I have 100 scanned PDF files and I need to convert them into text files.

I have first converted them into png files (see script below), now I need help to convert these 100 png files to 100 text files.

library(pdftools)
library("tesseract")

#location
dest <- "P:\\TEST\\images to text"

#making loop for all files
myfiles <- list.files(path = dest, pattern = "pdf",  full.names = TRUE)

#Convert files to png
sapply(myfiles, function(x)
  pdf_convert(x, format = "png", pages = NULL, 
              filenames = NULL, dpi = 600, opw = "", upw = "", verbose = TRUE))

#read files
cat(text)

I expect to have a text file for each png file:

From: file1.png, file2.png, file3.png...

To: file1.txt, file2.txt, file3.txt...

But the actual result is one text file containing all png files text.

1
There are several issues with your code. Your list.files pattern doesn’t list PDF files but all files with the string 'pdf' in its name. The comment above that line of code is completely wrong, it doesn’t at all explain what the line is doing. You also didn’t show us the crucial bit — namely, how you are actually trying to OCR the files, and what fails. Instead, the code you’ve shown is, effectively, irrelevant to your question.Konrad Rudolph

1 Answers

2
votes

I guess you left out the bit with teh png -> text bit, but I assume you used library(tesseract).

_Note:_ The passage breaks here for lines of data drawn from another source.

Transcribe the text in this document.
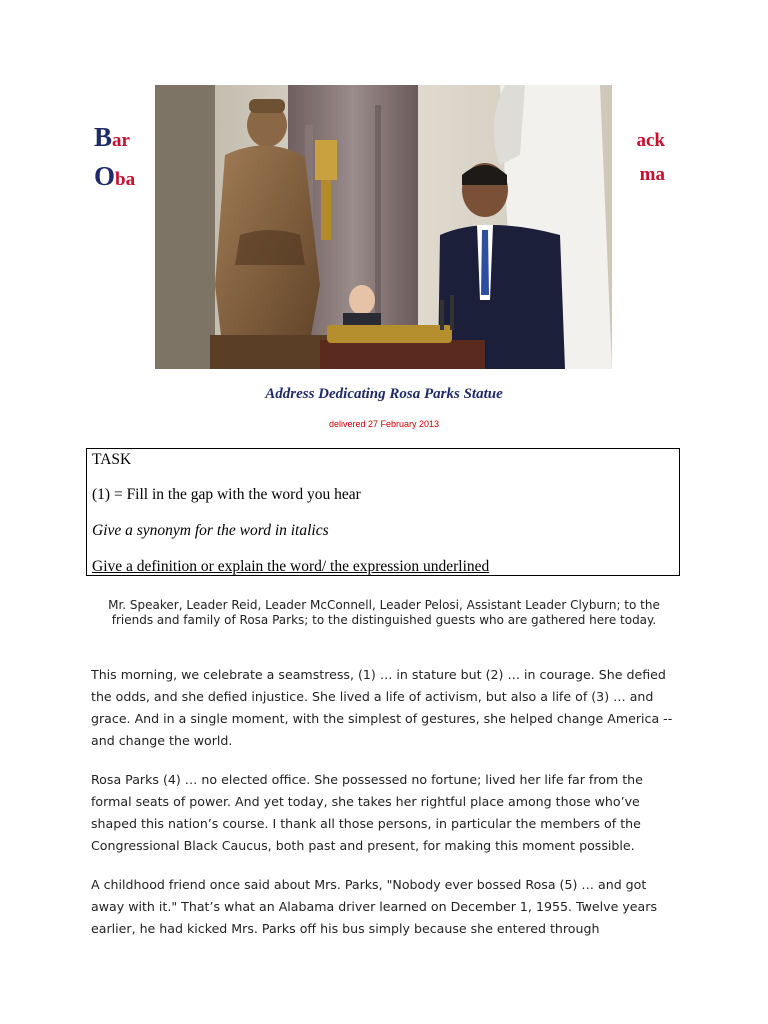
Bar
Oba
ack
ma
Address Dedicating Rosa Parks Statue
delivered 27 February 2013
TASK
(1) = Fill in the gap with the word you hear
Give a synonym for the word in italics
Give a definition or explain the word/ the expression underlined
Mr. Speaker, Leader Reid, Leader McConnell, Leader Pelosi, Assistant Leader Clyburn; to the friends and family of Rosa Parks; to the distinguished guests who are gathered here today.
This morning, we celebrate a seamstress, (1) … in stature but (2) … in courage. She defied the odds, and she defied injustice. She lived a life of activism, but also a life of (3) … and grace. And in a single moment, with the simplest of gestures, she helped change America -- and change the world.
Rosa Parks (4) … no elected office. She possessed no fortune; lived her life far from the formal seats of power. And yet today, she takes her rightful place among those who’ve shaped this nation’s course. I thank all those persons, in particular the members of the Congressional Black Caucus, both past and present, for making this moment possible.
A childhood friend once said about Mrs. Parks, "Nobody ever bossed Rosa (5) … and got away with it." That’s what an Alabama driver learned on December 1, 1955. Twelve years earlier, he had kicked Mrs. Parks off his bus simply because she entered through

You could do the following in your code:

library(tesseract)
eng <- tesseract("eng")
sapply(myfiles, function(x) {
  png_file <- gsub("\\.pdf", ".png", x)
  txt_file <- gsub("\\.pdf", ".txt", x)
  pdf_convert(x, format = "png", pages = 1, 
              filenames = png_file, dpi = 600, verbose = TRUE)

  text <- ocr(png_file, engine = eng)
  cat(text, file = txt_file)
  ## just return the text string for convenience
  ## we are anyways more interested in the side effects
  text
})